Our Programs Manager, Emily Gallivan, compiled a list of tips and tricks to share with you to make sure that you submit strong applications that help you get the funding and resources you need to improve your district’s meal program. All kinds of grant submissions we receive pass by Gallivan’s desk, so get ready for some expert advice:
- Make sure you can apply. The first and most important thing to do is read through all the grant requirements to make sure you qualify for the grant. You don’t want to waste time applying to grants you don’t even qualify for. If you read through the requirements and are not sure if you qualify, reach out to a grant manager. We are always happy to answer your questions.

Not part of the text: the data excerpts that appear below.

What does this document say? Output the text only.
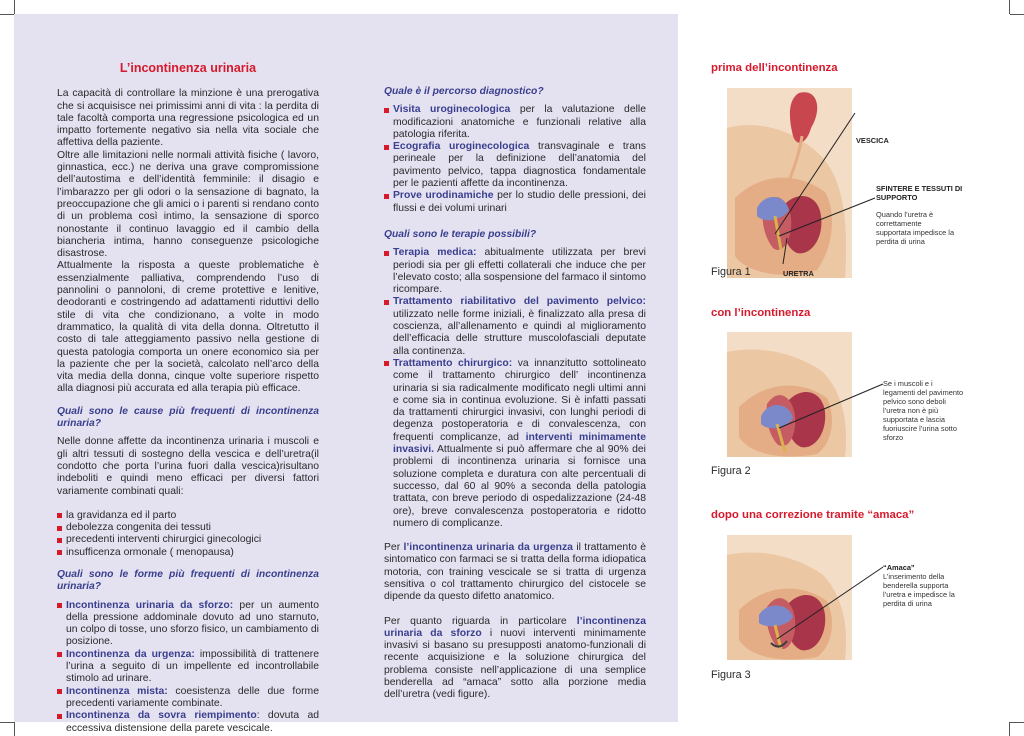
L’incontinenza urinaria

La capacità di controllare la minzione è una prerogativa che si acquisisce nei primissimi anni di vita : la perdita di tale facoltà comporta una regressione psicologica ed un impatto fortemente negativo sia nella vita sociale che affettiva della paziente.

Oltre alle limitazioni nelle normali attività fisiche ( lavoro, ginnastica, ecc.) ne deriva una grave compromissione dell’autostima e dell’identità femminile: il disagio e l’imbarazzo per gli odori o la sensazione di bagnato, la preoccupazione che gli amici o i parenti si rendano conto di un problema così intimo, la sensazione di sporco nonostante il continuo lavaggio ed il cambio della biancheria intima, hanno conseguenze psicologiche disastrose.

Attualmente la risposta a queste problematiche è essenzialmente palliativa, comprendendo l’uso di pannolini o pannoloni, di creme protettive e lenitive, deodoranti e costringendo ad adattamenti riduttivi dello stile di vita che condizionano, a volte in modo drammatico, la qualità di vita della donna. Oltretutto il costo di tale atteggiamento passivo nella gestione di questa patologia comporta un onere economico sia per la paziente che per la società, calcolato nell’arco della vita media della donna, cinque volte superiore rispetto alla diagnosi più accurata ed alla terapia più efficace.

Quali sono le cause più frequenti di incontinenza urinaria?

Nelle donne affette da incontinenza urinaria i muscoli e gli altri tessuti di sostegno della vescica e dell’uretra(il condotto che porta l’urina fuori dalla vescica)risultano indeboliti e quindi meno efficaci per diversi fattori variamente combinati quali:

la gravidanza ed il parto
debolezza congenita dei tessuti
precedenti interventi chirurgici ginecologici
insufficenza ormonale ( menopausa)

Quali sono le forme più frequenti di incontinenza urinaria?

Incontinenza urinaria da sforzo: per un aumento della pressione addominale dovuto ad uno starnuto, un colpo di tosse, uno sforzo fisico, un cambiamento di posizione.
Incontinenza da urgenza: impossibilità di trattenere l’urina a seguito di un impellente ed incontrollabile stimolo ad urinare.
Incontinenza mista: coesistenza delle due forme precedenti variamente combinate.
Incontinenza da sovra riempimento: dovuta ad eccessiva distensione della parete vescicale.

Quale è il percorso diagnostico?

Visita uroginecologica per la valutazione delle modificazioni anatomiche e funzionali relative alla patologia riferita.
Ecografia uroginecologica transvaginale e trans perineale per la definizione dell’anatomia del pavimento pelvico, tappa diagnostica fondamentale per le pazienti affette da incontinenza.
Prove urodinamiche per lo studio delle pressioni, dei flussi e dei volumi urinari

Quali sono le terapie possibili?

Terapia medica: abitualmente utilizzata per brevi periodi sia per gli effetti collaterali che induce che per l’elevato costo; alla sospensione del farmaco il sintomo ricompare.
Trattamento riabilitativo del pavimento pelvico: utilizzato nelle forme iniziali, è finalizzato alla presa di coscienza, all’allenamento e quindi al miglioramento dell’efficacia delle strutture muscolofasciali deputate alla continenza.
Trattamento chirurgico: va innanzitutto sottolineato come il trattamento chirurgico dell’ incontinenza urinaria si sia radicalmente modificato negli ultimi anni e come sia in continua evoluzione. Si è infatti passati da trattamenti chirurgici invasivi, con lunghi periodi di degenza postoperatoria e di convalescenza, con frequenti complicanze, ad interventi minimamente invasivi. Attualmente si può affermare che al 90% dei problemi di incontinenza urinaria si fornisce una soluzione completa e duratura con alte percentuali di successo, dal 60 al 90% a seconda della patologia trattata, con breve periodo di ospedalizzazione (24-48 ore), breve convalescenza postoperatoria e ridotto numero di complicanze.

Per l’incontinenza urinaria da urgenza il trattamento è sintomatico con farmaci se si tratta della forma idiopatica motoria, con training vescicale se si tratta di urgenza sensitiva o col trattamento chirurgico del cistocele se dipende da questo difetto anatomico.

Per quanto riguarda in particolare l’incontinenza urinaria da sforzo i nuovi interventi minimamente invasivi si basano su presupposti anatomo-funzionali di recente acquisizione e la soluzione chirurgica del problema consiste nell’applicazione di una semplice benderella ad “amaca” sotto alla porzione media dell’uretra (vedi figure).

prima dell’incontinenza
VESCICA
SFINTERE E TESSUTI DI SUPPORTO
Quando l’uretra è correttamente supportata impedisce la perdita di urina
URETRA
Figura 1
con l’incontinenza
Se i muscoli e i legamenti del pavimento pelvico sono deboli l’uretra non è più supportata e lascia fuoriuscire l’urina sotto sforzo
Figura 2
dopo una correzione tramite “amaca”
“Amaca”
L’inserimento della benderella supporta l’uretra e impedisce la perdita di urina
Figura 3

- Know what you want to achieve: Clearly define the goals you will achieve with your grant. Be concise, direct, and precise about what you will accomplish with the grant.
- Know why you want to meet those goals: Now that you have clearly defined goals, draw a connection between them and your big picture departmental goals. Explain how this specific grant will influence your meal program long after the grant closes, which shows the funder how their dollar can have a lasting impact and demonstrates your concern for program sustainability.

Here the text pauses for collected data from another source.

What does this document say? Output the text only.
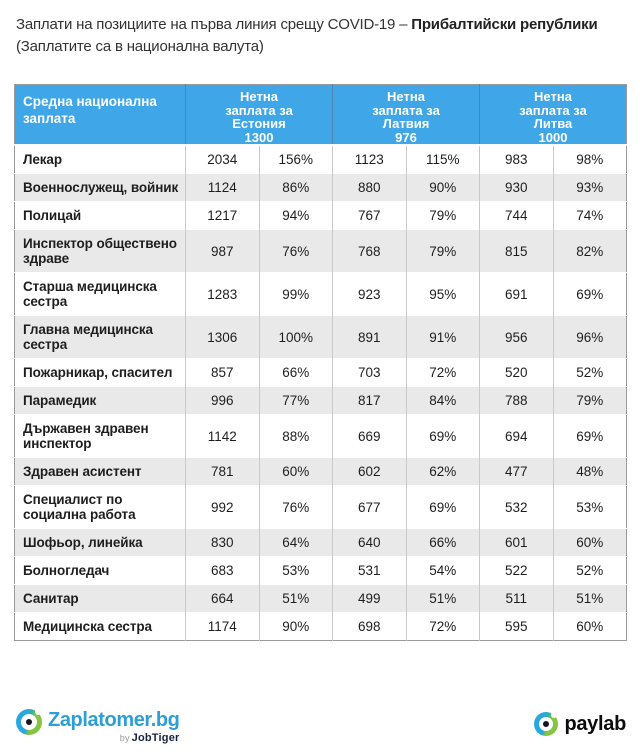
Заплати на позициите на първа линия срещу COVID-19 – Прибалтийски републики
(Заплатите са в национална валута)
Средна национална заплата	Нетна
заплата за
Естония
1300		Нетна
заплата за
Латвия
976		Нетна
заплата за
Литва
1000	
Лекар	2034	156%	1123	115%	983	98%
Военнослужещ, войник	1124	86%	880	90%	930	93%
Полицай	1217	94%	767	79%	744	74%
Инспектор обществено здраве	987	76%	768	79%	815	82%
Старша медицинска сестра	1283	99%	923	95%	691	69%
Главна медицинска сестра	1306	100%	891	91%	956	96%
Пожарникар, спасител	857	66%	703	72%	520	52%
Парамедик	996	77%	817	84%	788	79%
Държавен здравен инспектор	1142	88%	669	69%	694	69%
Здравен асистент	781	60%	602	62%	477	48%
Специалист по социална работа	992	76%	677	69%	532	53%
Шофьор, линейка	830	64%	640	66%	601	60%
Болногледач	683	53%	531	54%	522	52%
Санитар	664	51%	499	51%	511	51%
Медицинска сестра	1174	90%	698	72%	595	60%
Zaplatomer.bg
by JobTiger
paylab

- Know how you will implement: Imagine that you have clearly defined goals, you related them to your department’s mission, you submit…and you get the grant! Don’t get stuck in a now what? situation. Think through the details of how you will achieve your goals, which serves two purposes: you signal to the funding organization that you have a plan for grant implementation, and you have a plan for grant implementation. With a plan in place, you will be more likely to get the grant, and then once you have it, you won’t be scrambling to meet your goals.
- Budget correctly and thoroughly: Don’t let this part of the grant fall to the wayside. Budgets are where applicants often mistakes. If a budget is required, make sure to include all the necessary details. Also, make sure all of your numbers are correct; don’t miss out on a great grant opportunity because you inserted the wrong number in a budget, misplaced formulas, or did the math incorrectly. Check it, have someone else check it, and check it again before submitting.
- Garner support before you submit: Once you have clearly defined goals, relate them to your long-term departmental goals, and know how you will implement the grant, make sure you share this plan with your Superintendent and other key administrators and get their support. There’s nothing worse than receiving a grant to learn that you can’t implement it. We require a signature from Superintendents and Food Service Directors on all of our applications to ensure you already have a support team in place.
- Submit on time: This one might seem obvious, but make sure you can submit on time. For some grants, deadlines are firm, and you cannot submit even a minute after the due date. Set your target delivery date for a few days ahead of the official due date and stick to it. That way if any last minute surprises come along, you can be sure that grant will still get submitted on time.
Grants are a great opportunity for districts to get additional funding and resources to increase scratch cooking in their meal programs. Look for grants that meet your specific needs, from getting equipment or marketing materials to providing educational programming. We offer all kinds of grants too! Check out the Programs & Grants page to stay up to date on when grants open and what you can achieve for your program.
Bonus tip: once you get your grant, you might be asked to submit evaluations, feedback, or some kind of report on your grant implementation. Don’t be shy! These communications are an excellent opportunity to strengthen your relationship with your funder. Share powerful quotes from all kinds of participants: students, teachers, parents, food service staff, administrators—anyone connected to the grant in some way—can share their story and provide meaningful feedback. Also, don’t forget that pictures are worth 1,000 words! Take good photos and share them with your funder too. They will remember your success, be proud to share your achievements, and will remember you positively.